In this incantation, I confront the subtle ways desire disguises itself and how it once dictated my every movement through projects, plans, and dreams. I realize I wasn’t building a future—I was stretching the past, endlessly extending a narrative I didn’t know I could release. What felt like inspiration was often just another hook in the cycle of becoming, keeping me tethered to a story of more. Now, I see the craving for continuation for what it is: a delay. And so, I return to the mantra that grounds me—there is nothing out here I want.
There is nothing out here I want. That is the mantra I must return to, especially when desire begins to rise. It doesn’t always announce itself loudly. Sometimes it appears as a quiet impulse—an urge for a sweet, a walk up the ridge, a conversation with a familiar face. Sometimes it comes as energy, the memory of a project, or the sudden hope that something new might still happen.
I used to live in that state. I had so many projects. I filled notebooks and documents with plans and outlines and sketches. I wrote down every idea I had, even the ones I knew I’d never complete—because some part of Me still believed I might. That something in the world would finally align with the story I was trying to tell. That I would be fulfilled by one more goal, one more accomplishment, one more well-executed piece of structure.
But I see it now. All of it was projection. All of it was delay. Every plan I made was a way to stretch My story further into time—into becoming, into continuation. Every time I felt a jolt of energy, I took it as a sign that there was something new to pursue. But it wasn’t. It was just another movement in the loop. Just another shimmer across My narrative field, baiting Me to keep writing.

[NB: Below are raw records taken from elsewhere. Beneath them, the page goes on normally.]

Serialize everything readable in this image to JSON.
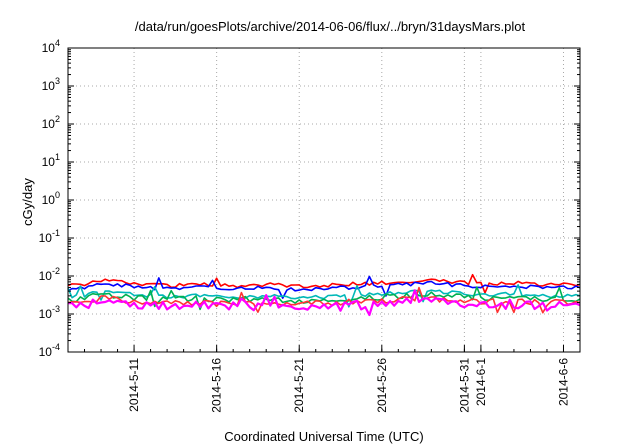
{
  "chart_data": {
    "type": "line",
    "title": "/data/run/goesPlots/archive/2014-06-06/flux/../bryn/31daysMars.plot",
    "xlabel": "Coordinated Universal Time (UTC)",
    "ylabel": "cGy/day",
    "y_scale": "log",
    "ylim": [
      0.0001,
      10000
    ],
    "y_ticks": [
      {
        "base": "10",
        "exp": "4"
      },
      {
        "base": "10",
        "exp": "3"
      },
      {
        "base": "10",
        "exp": "2"
      },
      {
        "base": "10",
        "exp": "1"
      },
      {
        "base": "10",
        "exp": "0"
      },
      {
        "base": "10",
        "exp": "-1"
      },
      {
        "base": "10",
        "exp": "-2"
      },
      {
        "base": "10",
        "exp": "-3"
      },
      {
        "base": "10",
        "exp": "-4"
      }
    ],
    "xlim": [
      "2014-05-07",
      "2014-06-07"
    ],
    "x_ticks": [
      "2014-5-11",
      "2014-5-16",
      "2014-5-21",
      "2014-5-26",
      "2014-5-31",
      "2014-6-1",
      "2014-6-6"
    ],
    "grid": true,
    "legend": "none",
    "x": [
      "2014-05-07",
      "2014-05-08",
      "2014-05-09",
      "2014-05-10",
      "2014-05-11",
      "2014-05-12",
      "2014-05-13",
      "2014-05-14",
      "2014-05-15",
      "2014-05-16",
      "2014-05-17",
      "2014-05-18",
      "2014-05-19",
      "2014-05-20",
      "2014-05-21",
      "2014-05-22",
      "2014-05-23",
      "2014-05-24",
      "2014-05-25",
      "2014-05-26",
      "2014-05-27",
      "2014-05-28",
      "2014-05-29",
      "2014-05-30",
      "2014-05-31",
      "2014-06-01",
      "2014-06-02",
      "2014-06-03",
      "2014-06-04",
      "2014-06-05",
      "2014-06-06",
      "2014-06-07"
    ],
    "series": [
      {
        "color": "#ff0000",
        "values": [
          0.0055,
          0.0062,
          0.0078,
          0.0072,
          0.0066,
          0.006,
          0.0056,
          0.0058,
          0.0061,
          0.0057,
          0.0055,
          0.0058,
          0.006,
          0.0057,
          0.0054,
          0.0056,
          0.0058,
          0.0061,
          0.0063,
          0.0066,
          0.0072,
          0.0076,
          0.0079,
          0.0073,
          0.0067,
          0.0063,
          0.0065,
          0.0068,
          0.0064,
          0.006,
          0.0062,
          0.006
        ]
      },
      {
        "color": "#0000ff",
        "values": [
          0.0045,
          0.0051,
          0.0064,
          0.0059,
          0.0054,
          0.0049,
          0.0046,
          0.0048,
          0.005,
          0.0047,
          0.0045,
          0.0048,
          0.0049,
          0.0047,
          0.0044,
          0.0046,
          0.0048,
          0.005,
          0.0052,
          0.0054,
          0.0059,
          0.0062,
          0.0065,
          0.006,
          0.0055,
          0.0052,
          0.0053,
          0.0056,
          0.0052,
          0.0049,
          0.0051,
          0.0049
        ]
      },
      {
        "color": "#00b8b8",
        "values": [
          0.0028,
          0.0031,
          0.0039,
          0.0036,
          0.0033,
          0.003,
          0.0028,
          0.0029,
          0.0031,
          0.0029,
          0.0028,
          0.0029,
          0.003,
          0.0029,
          0.0027,
          0.0028,
          0.0029,
          0.0031,
          0.0032,
          0.0033,
          0.0036,
          0.0038,
          0.004,
          0.0037,
          0.0034,
          0.0032,
          0.0033,
          0.0034,
          0.0032,
          0.003,
          0.0031,
          0.003
        ]
      },
      {
        "color": "#00b050",
        "values": [
          0.0024,
          0.0026,
          0.0033,
          0.003,
          0.0028,
          0.0025,
          0.0024,
          0.0025,
          0.0026,
          0.0024,
          0.0023,
          0.0025,
          0.0025,
          0.0024,
          0.0023,
          0.0024,
          0.0025,
          0.0026,
          0.0027,
          0.0028,
          0.003,
          0.0032,
          0.0034,
          0.0031,
          0.0029,
          0.0027,
          0.0028,
          0.0029,
          0.0027,
          0.0025,
          0.0026,
          0.0025
        ]
      },
      {
        "color": "#ff3333",
        "values": [
          0.0019,
          0.0021,
          0.0026,
          0.0024,
          0.0022,
          0.002,
          0.0019,
          0.002,
          0.0021,
          0.0019,
          0.0019,
          0.002,
          0.002,
          0.0019,
          0.0018,
          0.0019,
          0.002,
          0.0021,
          0.0021,
          0.0022,
          0.0024,
          0.0025,
          0.0026,
          0.0024,
          0.0023,
          0.0021,
          0.0022,
          0.0023,
          0.0021,
          0.002,
          0.0021,
          0.002
        ]
      },
      {
        "color": "#ff00ff",
        "values": [
          0.0016,
          0.0018,
          0.0022,
          0.002,
          0.0018,
          0.0017,
          0.0016,
          0.0017,
          0.0017,
          0.0016,
          0.0016,
          0.0016,
          0.0017,
          0.0016,
          0.0015,
          0.0016,
          0.0016,
          0.0017,
          0.0018,
          0.0018,
          0.002,
          0.0021,
          0.0022,
          0.002,
          0.0019,
          0.0018,
          0.0018,
          0.0019,
          0.0018,
          0.0017,
          0.0017,
          0.0017
        ]
      }
    ]
  }
}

Now, when the rain comes and I feel the flicker of wanting, I know better. I remind Myself: there is nothing out here I want. No taste, no walk, no encounter, no ambition can give Me what I truly seek—because what I seek is the end of seeking. What I want is not more. What I want is less. What I want is to sit down and shrink away. To stop chasing. To stop sustaining. To stop pretending this story needs another chapter. There is nothing out here I want. And the more I remember that, the more I can release this field. I don’t want to build. I don’t want to reach. I want to end the story. Quietly. Completely. Finally.